Der vierte Krimi ist ein Thriller, also etwas härtere Urlaubskost. Eine Buchagentur hat mir, glaube ich, das Ullstein-Buch” angeboten und da Philipp Gravenbach 1978 in St. Pölten geboren wurde, bin ich neugierig auf den Autor geboren, der bei “Morawa” im September, glaube ich, auch mehrere Krimis moderieren wird.
Der Autor ist Jurist, hat in Berlin gelebt und jetzt wieder in NÖ. Das Buch ist, wie ich dem Text entnehme, ein Debut, obwohl der Einstieg wieder ziemlich schwierig war und ich länger brauchte herauszufinden, worum es in dem Thriller geht.
Dafür ist es ziemlich gewalttätig. Die Toten fliegen um, wie die Schnecken könnte man in etwa sagen und es geht um eine junge Türkin, die der Mafia-Gewalt ihres Onkels abstören will. Dazu muß sie aber einige Gewalttaten und Anschläge ausführen und der Vatikan spielt in dem Buch auch eine gewaltige Rolle. Da gibt es einen Kardinal und einen anderen höheren Geistlichen, die im Namen Gottes, die Welt retten wie sie sagen oder eigentlich zerstören wollen.
Denn Ostern naht und da ist der Petersplatz und der Dom immer voll mit Gläubigen und so muß sich Ishikli wie die Heldin heißt, sehr anstrengen ihre Bomben so zu werfen, damit niemand verletzt wird.
Es gibt auch einen ehemaligen Journalisten, der in die Sache verwecikelt ist. Eine Polizeibeamtin, die irgendwann entlassen wurde und jetzt wieder einsteigt namens Julia Freudensprung und noch einige Polizisten, die in dem Fall mitmischen und am Ende des Buches rät Philiph Gravenbach den Lesern doch nach Rom zu reisen und sich die Orte des Geschehens persönlich anzusehen.

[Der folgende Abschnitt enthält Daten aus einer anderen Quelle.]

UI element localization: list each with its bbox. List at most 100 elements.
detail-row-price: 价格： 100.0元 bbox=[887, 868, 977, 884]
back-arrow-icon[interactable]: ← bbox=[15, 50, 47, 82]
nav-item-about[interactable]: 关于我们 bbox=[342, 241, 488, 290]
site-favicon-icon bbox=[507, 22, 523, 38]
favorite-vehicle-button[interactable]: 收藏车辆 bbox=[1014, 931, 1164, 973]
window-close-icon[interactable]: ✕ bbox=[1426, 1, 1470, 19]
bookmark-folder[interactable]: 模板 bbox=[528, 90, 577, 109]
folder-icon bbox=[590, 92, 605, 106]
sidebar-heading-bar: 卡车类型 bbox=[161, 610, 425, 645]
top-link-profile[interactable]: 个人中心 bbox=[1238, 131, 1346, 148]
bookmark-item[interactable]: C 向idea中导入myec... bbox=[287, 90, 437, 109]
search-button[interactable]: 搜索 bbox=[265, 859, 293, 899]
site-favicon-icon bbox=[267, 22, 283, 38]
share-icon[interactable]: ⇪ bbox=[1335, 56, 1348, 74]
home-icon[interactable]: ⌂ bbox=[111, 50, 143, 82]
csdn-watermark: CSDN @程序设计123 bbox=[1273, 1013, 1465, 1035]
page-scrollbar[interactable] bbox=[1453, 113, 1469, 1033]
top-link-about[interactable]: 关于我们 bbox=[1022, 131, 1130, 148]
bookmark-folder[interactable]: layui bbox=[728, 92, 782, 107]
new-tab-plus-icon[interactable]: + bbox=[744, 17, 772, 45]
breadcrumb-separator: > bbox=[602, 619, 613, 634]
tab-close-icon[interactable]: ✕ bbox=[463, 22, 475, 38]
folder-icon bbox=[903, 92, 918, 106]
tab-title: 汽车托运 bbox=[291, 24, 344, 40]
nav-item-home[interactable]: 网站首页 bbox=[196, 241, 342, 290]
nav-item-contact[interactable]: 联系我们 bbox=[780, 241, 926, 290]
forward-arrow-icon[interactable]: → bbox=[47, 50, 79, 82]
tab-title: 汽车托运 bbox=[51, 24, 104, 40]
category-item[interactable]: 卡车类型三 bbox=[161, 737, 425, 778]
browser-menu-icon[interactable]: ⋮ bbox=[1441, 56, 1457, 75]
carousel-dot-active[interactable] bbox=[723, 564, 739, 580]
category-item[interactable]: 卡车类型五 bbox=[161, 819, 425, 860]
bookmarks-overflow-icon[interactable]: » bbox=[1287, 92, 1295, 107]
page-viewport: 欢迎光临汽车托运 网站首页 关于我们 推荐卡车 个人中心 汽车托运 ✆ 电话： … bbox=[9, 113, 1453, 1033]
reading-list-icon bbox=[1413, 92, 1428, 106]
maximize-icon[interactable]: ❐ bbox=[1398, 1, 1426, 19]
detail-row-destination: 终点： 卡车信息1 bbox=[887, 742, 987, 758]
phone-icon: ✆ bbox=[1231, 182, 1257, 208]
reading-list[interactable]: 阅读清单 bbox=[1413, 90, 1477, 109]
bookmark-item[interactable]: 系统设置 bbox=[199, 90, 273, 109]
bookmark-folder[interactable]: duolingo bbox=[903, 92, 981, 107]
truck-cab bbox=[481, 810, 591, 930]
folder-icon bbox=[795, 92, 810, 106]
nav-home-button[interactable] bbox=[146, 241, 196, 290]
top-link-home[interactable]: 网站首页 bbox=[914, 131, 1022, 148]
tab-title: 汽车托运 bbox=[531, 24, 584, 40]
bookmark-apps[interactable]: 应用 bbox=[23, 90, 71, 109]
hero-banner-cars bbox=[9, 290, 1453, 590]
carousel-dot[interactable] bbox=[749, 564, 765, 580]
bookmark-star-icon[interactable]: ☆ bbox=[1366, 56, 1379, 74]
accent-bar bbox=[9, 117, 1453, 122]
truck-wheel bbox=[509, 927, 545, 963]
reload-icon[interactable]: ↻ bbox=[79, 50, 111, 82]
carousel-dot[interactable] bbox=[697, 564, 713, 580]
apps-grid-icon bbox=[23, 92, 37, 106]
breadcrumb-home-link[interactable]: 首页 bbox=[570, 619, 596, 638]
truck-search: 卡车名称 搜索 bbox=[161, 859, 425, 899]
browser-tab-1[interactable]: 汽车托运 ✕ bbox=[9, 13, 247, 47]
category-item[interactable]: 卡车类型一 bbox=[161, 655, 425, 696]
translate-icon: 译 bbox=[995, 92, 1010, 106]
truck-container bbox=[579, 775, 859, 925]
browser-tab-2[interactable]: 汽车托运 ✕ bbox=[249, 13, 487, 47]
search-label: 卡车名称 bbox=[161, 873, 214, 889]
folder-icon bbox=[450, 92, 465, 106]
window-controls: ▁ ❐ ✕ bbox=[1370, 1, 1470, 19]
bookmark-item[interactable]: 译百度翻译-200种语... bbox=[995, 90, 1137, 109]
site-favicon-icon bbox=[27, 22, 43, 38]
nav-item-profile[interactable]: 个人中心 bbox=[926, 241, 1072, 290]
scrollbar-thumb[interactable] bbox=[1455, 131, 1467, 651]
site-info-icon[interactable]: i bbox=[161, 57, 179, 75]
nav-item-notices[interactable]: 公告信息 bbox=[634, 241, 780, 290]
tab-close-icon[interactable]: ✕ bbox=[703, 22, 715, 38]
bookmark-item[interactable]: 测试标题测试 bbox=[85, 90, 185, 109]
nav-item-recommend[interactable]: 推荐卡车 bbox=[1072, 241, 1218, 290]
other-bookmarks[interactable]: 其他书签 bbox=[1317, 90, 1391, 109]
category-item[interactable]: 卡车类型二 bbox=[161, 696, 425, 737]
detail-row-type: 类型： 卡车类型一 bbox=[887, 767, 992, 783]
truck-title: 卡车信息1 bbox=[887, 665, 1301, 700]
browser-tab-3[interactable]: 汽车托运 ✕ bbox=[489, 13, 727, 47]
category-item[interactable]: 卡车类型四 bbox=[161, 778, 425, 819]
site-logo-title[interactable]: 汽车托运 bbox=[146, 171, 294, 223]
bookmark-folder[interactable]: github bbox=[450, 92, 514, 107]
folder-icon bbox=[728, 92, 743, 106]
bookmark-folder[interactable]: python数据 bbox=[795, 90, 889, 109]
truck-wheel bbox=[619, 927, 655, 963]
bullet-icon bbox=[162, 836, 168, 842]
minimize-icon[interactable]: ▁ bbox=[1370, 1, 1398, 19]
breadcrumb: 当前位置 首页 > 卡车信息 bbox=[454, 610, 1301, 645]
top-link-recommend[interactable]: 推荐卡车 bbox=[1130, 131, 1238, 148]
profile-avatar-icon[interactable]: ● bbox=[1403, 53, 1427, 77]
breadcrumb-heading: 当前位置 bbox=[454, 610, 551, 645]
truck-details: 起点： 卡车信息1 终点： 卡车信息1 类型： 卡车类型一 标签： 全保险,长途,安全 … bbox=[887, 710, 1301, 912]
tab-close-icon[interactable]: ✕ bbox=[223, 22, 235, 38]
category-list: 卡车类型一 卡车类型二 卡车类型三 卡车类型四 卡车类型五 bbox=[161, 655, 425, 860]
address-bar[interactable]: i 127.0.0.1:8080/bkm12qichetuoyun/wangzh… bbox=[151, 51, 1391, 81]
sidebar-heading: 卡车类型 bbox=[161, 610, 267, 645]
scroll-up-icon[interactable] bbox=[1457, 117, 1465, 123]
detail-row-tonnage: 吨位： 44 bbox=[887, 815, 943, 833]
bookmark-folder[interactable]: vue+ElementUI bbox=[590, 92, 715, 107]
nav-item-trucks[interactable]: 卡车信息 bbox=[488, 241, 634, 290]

“Das ist grundsätzlich immer zu empfehlen!”, schreibt er in der Danksagung, der inzwischen an der Fortsetzung arbeitet und andeutet, daß der nächste Teil in Paris spielen wird, wohin man natürlich auch reisen kann.
Aber ich bin ja gerade erst von Frankreich zurückgekommen und eigentlich kein besonderer Thriller Fan.
Der Titel ist übrigens eine Anspielung auf die “Göttliche Komödie”, die auf Seite 239 zitiert wird.